In [13]: da.pint.quantify("degree")
Out[13]: 
<xarray.DataArray 'b' (lon: 2, lat: 3)> Size: 48B
<Quantity([[13  2  7]
 [ 5  4  9]], 'degree')>
Coordinates:
  * lat      (lat) int64 24B 10 20 30
  * lon      (lon) int64 16B 74 76

Note

To properly work with xarray, the force_ndarray_like or force_ndarray options have to be enabled on the custom registry.

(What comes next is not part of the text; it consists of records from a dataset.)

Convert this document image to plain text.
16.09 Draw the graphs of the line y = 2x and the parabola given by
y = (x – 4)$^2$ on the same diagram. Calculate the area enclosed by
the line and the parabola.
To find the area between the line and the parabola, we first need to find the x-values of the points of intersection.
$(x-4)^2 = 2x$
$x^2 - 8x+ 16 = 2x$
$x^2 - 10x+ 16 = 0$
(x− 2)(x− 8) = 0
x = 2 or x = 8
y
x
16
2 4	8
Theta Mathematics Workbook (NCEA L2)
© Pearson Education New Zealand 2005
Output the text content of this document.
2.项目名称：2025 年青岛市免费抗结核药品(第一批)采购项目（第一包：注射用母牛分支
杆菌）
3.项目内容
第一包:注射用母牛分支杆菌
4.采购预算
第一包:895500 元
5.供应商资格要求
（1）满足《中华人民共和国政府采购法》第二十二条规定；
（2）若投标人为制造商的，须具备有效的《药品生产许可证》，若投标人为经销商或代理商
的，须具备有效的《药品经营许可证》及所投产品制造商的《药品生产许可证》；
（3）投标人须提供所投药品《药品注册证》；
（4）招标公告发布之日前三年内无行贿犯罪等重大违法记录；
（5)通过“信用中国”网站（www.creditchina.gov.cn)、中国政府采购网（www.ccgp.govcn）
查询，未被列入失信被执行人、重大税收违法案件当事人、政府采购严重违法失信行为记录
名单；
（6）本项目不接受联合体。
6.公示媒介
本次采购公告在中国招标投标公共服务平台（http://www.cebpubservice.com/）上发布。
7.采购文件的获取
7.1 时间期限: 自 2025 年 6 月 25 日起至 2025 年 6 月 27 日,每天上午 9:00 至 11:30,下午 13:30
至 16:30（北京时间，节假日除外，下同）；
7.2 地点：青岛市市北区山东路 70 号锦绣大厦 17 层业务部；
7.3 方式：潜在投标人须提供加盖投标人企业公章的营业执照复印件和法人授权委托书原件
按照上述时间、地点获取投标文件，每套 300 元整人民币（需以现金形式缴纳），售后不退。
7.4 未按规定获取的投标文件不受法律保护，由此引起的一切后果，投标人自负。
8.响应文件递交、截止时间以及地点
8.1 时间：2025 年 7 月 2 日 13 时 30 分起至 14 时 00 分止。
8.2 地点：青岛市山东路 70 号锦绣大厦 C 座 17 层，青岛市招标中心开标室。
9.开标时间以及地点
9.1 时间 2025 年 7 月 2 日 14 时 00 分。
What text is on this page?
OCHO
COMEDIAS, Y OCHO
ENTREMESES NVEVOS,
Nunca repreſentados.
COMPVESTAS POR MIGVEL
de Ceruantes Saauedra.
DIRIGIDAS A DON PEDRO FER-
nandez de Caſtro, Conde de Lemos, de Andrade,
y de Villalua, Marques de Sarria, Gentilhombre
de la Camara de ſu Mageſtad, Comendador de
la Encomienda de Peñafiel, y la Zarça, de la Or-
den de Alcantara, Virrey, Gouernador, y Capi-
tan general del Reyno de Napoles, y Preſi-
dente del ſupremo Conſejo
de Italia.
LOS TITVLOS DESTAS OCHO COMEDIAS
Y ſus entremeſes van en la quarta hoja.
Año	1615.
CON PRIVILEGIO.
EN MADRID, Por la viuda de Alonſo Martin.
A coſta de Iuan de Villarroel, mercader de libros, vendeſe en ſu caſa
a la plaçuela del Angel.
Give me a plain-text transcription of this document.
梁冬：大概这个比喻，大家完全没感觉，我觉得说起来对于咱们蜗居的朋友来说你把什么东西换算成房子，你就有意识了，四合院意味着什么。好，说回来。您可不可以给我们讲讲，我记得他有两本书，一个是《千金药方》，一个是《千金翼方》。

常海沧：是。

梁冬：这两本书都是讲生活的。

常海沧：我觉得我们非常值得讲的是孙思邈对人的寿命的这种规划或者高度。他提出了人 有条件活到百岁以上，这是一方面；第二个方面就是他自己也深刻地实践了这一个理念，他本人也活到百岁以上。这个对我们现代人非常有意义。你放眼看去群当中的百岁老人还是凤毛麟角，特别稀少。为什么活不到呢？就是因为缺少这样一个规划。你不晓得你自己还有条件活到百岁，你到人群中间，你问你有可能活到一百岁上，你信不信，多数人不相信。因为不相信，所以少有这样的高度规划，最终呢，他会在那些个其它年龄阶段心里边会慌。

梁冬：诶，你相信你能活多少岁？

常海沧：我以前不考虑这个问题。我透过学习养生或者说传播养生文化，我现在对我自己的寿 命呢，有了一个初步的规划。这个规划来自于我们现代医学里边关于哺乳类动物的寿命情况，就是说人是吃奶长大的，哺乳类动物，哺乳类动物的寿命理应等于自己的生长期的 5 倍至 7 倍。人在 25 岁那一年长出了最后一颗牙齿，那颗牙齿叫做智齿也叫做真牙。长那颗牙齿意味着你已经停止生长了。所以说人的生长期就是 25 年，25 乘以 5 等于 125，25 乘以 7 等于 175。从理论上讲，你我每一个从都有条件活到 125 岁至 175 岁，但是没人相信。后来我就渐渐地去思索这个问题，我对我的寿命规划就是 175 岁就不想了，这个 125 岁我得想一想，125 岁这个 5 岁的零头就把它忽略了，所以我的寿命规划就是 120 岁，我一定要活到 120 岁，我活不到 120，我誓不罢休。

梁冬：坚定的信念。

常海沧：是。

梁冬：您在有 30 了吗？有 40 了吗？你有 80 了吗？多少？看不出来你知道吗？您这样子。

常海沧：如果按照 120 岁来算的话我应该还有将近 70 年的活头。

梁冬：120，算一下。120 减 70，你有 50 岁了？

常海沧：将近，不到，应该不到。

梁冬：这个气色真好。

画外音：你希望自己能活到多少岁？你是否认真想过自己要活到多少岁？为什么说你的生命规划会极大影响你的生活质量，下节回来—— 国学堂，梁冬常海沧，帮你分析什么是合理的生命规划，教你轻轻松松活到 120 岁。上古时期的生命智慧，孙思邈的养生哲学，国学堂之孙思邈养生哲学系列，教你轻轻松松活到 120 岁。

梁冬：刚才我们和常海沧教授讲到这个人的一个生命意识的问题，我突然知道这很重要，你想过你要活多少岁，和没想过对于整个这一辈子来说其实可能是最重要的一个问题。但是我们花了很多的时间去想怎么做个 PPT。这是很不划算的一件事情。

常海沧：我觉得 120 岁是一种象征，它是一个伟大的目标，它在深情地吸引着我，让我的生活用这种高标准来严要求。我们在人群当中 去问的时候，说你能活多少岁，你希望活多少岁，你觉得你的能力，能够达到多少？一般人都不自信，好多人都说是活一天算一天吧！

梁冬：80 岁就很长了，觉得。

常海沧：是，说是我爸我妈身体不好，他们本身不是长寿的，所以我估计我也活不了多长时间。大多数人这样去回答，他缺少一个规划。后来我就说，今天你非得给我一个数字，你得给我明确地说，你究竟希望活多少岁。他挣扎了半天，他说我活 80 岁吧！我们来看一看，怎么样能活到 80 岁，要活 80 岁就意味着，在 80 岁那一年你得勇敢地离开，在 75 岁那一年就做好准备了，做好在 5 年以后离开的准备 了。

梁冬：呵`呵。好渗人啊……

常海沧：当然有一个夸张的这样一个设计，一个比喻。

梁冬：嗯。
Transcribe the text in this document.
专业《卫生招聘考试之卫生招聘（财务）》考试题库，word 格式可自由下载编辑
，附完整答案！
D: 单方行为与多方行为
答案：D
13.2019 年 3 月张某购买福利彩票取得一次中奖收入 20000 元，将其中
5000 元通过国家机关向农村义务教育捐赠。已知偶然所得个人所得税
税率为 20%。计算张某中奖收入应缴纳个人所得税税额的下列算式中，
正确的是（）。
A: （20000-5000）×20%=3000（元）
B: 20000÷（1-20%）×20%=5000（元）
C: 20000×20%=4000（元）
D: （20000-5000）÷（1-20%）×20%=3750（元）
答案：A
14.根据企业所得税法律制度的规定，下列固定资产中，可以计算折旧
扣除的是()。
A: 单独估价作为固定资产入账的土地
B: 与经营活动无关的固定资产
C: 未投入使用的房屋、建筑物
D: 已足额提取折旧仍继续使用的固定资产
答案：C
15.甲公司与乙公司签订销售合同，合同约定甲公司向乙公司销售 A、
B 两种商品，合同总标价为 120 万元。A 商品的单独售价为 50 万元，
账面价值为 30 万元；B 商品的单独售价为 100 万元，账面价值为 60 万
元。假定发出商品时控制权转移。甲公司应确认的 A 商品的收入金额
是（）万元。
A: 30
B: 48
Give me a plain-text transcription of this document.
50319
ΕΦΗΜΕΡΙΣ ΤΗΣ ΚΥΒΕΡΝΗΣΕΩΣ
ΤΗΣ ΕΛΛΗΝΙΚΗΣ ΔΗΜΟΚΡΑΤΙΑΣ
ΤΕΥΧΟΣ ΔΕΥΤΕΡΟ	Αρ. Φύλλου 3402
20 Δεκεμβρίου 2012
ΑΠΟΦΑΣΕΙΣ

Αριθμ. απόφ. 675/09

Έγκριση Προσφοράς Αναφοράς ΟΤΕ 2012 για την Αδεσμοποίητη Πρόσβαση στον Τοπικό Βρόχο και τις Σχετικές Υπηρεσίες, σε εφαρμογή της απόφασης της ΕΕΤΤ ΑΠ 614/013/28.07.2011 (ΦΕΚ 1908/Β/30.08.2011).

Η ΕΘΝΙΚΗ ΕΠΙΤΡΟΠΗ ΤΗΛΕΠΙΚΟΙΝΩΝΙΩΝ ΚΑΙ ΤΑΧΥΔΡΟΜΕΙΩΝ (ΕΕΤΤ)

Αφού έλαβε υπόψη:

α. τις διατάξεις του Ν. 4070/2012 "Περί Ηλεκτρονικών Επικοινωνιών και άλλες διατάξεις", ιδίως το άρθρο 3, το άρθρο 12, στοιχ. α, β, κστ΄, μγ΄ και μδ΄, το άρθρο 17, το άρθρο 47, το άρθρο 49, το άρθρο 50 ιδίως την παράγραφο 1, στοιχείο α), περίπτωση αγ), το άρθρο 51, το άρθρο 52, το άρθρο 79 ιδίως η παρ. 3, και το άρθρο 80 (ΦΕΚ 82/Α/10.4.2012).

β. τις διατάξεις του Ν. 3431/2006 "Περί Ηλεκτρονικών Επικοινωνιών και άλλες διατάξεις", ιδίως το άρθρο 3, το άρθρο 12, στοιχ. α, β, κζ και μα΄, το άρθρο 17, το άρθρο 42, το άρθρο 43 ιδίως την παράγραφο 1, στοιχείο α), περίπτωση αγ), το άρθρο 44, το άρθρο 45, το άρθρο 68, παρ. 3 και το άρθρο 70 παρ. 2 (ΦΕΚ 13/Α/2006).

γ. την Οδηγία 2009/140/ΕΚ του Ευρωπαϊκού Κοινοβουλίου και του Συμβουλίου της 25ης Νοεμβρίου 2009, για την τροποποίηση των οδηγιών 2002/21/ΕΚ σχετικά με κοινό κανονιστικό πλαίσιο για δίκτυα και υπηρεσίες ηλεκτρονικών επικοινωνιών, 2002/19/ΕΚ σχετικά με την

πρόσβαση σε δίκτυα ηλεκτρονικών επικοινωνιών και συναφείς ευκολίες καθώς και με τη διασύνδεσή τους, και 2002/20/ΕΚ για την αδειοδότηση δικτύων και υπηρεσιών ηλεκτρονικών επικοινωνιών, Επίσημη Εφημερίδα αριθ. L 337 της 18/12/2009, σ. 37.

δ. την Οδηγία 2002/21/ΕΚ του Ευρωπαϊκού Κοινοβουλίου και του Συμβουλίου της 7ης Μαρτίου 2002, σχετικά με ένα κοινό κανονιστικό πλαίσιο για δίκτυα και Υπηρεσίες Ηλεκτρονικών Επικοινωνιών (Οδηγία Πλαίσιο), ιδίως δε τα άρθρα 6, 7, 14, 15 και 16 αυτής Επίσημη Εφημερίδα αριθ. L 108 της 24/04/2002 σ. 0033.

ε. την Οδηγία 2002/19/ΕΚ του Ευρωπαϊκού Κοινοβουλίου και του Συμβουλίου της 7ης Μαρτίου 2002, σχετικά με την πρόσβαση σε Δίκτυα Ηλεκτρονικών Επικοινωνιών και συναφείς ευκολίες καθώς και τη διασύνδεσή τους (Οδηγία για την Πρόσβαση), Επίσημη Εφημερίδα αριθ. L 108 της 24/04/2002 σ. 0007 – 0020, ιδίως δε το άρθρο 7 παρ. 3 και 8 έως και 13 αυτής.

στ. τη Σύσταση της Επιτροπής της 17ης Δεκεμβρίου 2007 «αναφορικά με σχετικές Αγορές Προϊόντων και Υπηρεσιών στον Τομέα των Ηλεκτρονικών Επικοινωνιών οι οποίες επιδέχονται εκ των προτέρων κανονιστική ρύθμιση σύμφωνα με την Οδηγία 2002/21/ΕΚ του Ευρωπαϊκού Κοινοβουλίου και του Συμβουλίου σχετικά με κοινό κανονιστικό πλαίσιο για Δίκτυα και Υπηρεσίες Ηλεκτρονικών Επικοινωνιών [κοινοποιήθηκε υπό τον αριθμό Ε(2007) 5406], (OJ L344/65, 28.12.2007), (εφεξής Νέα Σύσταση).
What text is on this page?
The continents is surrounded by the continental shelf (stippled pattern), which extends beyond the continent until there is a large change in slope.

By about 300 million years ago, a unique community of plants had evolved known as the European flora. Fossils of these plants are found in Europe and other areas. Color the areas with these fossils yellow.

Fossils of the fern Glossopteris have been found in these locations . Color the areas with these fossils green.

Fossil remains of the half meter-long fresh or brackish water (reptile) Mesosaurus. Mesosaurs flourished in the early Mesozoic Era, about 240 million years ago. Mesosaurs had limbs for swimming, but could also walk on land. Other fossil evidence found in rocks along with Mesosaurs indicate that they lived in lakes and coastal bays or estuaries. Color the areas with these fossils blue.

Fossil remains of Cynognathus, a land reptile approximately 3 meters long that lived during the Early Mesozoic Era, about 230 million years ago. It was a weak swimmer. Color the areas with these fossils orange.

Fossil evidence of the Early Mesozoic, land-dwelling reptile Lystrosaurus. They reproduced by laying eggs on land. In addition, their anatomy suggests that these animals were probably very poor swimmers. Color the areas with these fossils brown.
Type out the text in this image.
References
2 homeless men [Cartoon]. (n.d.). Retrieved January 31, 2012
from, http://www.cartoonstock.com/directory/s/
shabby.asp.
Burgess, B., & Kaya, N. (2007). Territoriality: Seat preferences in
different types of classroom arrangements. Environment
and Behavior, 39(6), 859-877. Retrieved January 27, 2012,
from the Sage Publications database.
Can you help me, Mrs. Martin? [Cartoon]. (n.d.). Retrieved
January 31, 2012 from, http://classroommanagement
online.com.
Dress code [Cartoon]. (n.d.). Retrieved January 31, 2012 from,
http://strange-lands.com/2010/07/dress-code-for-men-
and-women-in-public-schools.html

Without it, python scalars wrapped by pint.Quantity may raise errors or have their units stripped.

Saving with units

In order to not lose the units when saving to disk, we first have to call the Dataset.pint.dequantify() and DataArray.pint.dequantify() methods:

In [14]: ds_with_units.pint.dequantify()
Out[14]: 
<xarray.Dataset> Size: 136B
Dimensions:  (x: 2, y: 3)
Coordinates:
    lat      (y) int64 24B 10 20 30
    lon      (x) int64 16B 74 76
Dimensions without coordinates: x, y
Data variables:
    a        (x, y) float64 48B 11.84 3.12 9.7 7.8 9.3 14.72
    b        (x, y) int64 48B 13 2 7 5 4 9

In [15]: da_with_units.pint.dequantify()
Out[15]: 
<xarray.DataArray 'b' (x: 2, y: 3)> Size: 48B
array([[13,  2,  7],
       [ 5,  4,  9]])
Coordinates:
    lat      (y) int64 24B 10 20 30
    lon      (x) int64 16B 74 76
Dimensions without coordinates: x, y
Attributes:
    units:    meter

This will get the string representation of a pint.Unit instance and attach it as a units attribute. The data of the variable will now be whatever pint wrapped.